Eighty percent of the production and broadcast equipment at Radio Publique Africaine (RPA), Radio Isanganiro, Bonesha FM and Radio Télé Renaissance, including machinery and cars, is damaged. Fire has destroyed much of the headquarters of RPA, Burundi’s leading independent radio station. Only the national radio and TV broadcaster, RTNB, is still functioning, broadcasting mostly music.
The government is largely responsible for this situation because it was policemen and ruling party militiamen who attacked the privately-owned radio stations on 14 May, accusing them of broadcasting the statements of coup supporters.
The head of the Burundian Union of Journalists (UBJ), Alexandre Niyungeko, told Reporters Without Borders that the government “can no longer continue to blame these grave abuses on clashes between coup supporters and government loyalists.”
Rampant violence
Niyungeko mocked a statement by Willy Nyamitwe, the president’s main media adviser, who said on 17 May that the privately-owned media are allowed to reopen. “Everything is screwed,” Niyungeko said. “How can you reopen if everything has been destroyed? And then there is the issue of journalists’ safety.”

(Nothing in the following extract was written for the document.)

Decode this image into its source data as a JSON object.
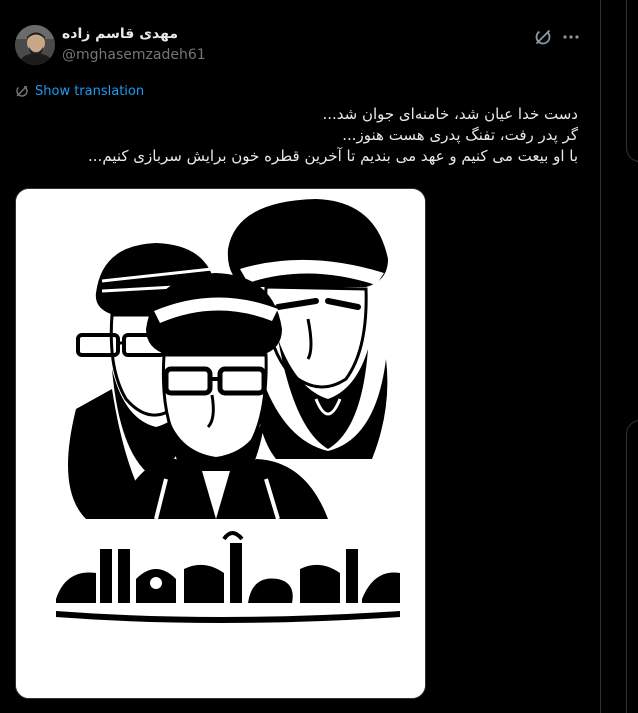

Heavily-armed men in uniforms have been positioned outside radio stations since 15 May. Many of those wearing police uniforms are suspected of being militiamen and many journalists have received threats.
A journalist with Radio Isanganiro, which was accused of supporting the coup, said the station’s journalists had received messages warning them not to go to the station and that any journalist could be arrested, or worse.
But when the police broke down the front gate at Radio Isanganiro on 14 May to get it to stop broadcasting, it was broadcasting only music and its staff had taken refuge in a nearby hotel.
Iwacu, Burundi’s main independent newspaper, has resumed operating on 19 May after ceasing to publish as a result of serious threats.
“We call on the Burundian authorities to defuse the situation and to provide tangible guarantees of protection for journalists, who cannot continue to live in fear,” Reporters Without Borders secretary-general Christophe Deloire said.
“The government must take responsibility for the major damage wrongly suffered by the privately-owned media. The restoration of freely-reported, pluralistic media coverage is urgently needed in the current crisis. If the elections do take place, it is vital that the media should be able to resume operating and that journalists should again be able to freely inform the public.”
Many journalists agree that there is an urgent need for the media to resume operating and provide news coverage but they insist that the current climate does not allow this. Relations between the state and journalists with privately-owned media are badly damaged.
Journalists “need a real commitment from the government in order to be able to go back to work and feel protected,” Niyungeko said.
Many journalists are urging the international community to intercede on behalf of Burundi’s journalists and media in distress. They say the international community should press the government to help journalists and to do everything possible to help ransacked media outlets to rebuild.
In the current climate of fear, many journalists have gone into hiding or have fled to neighbouring countries. The most exposed journalists are those who head privately-owned media outlets and those who were hosting programmes at the time of the coup attempt and who, in some case, interviewed coup supporters.
They include RPA director Bob Rugurika, who has often been targeted by the authorities in the past. Rugurika has had to flee the country.
Burundi is ranked 145th out of 180 countries in the 2015 Reporters Without Borders press freedom index.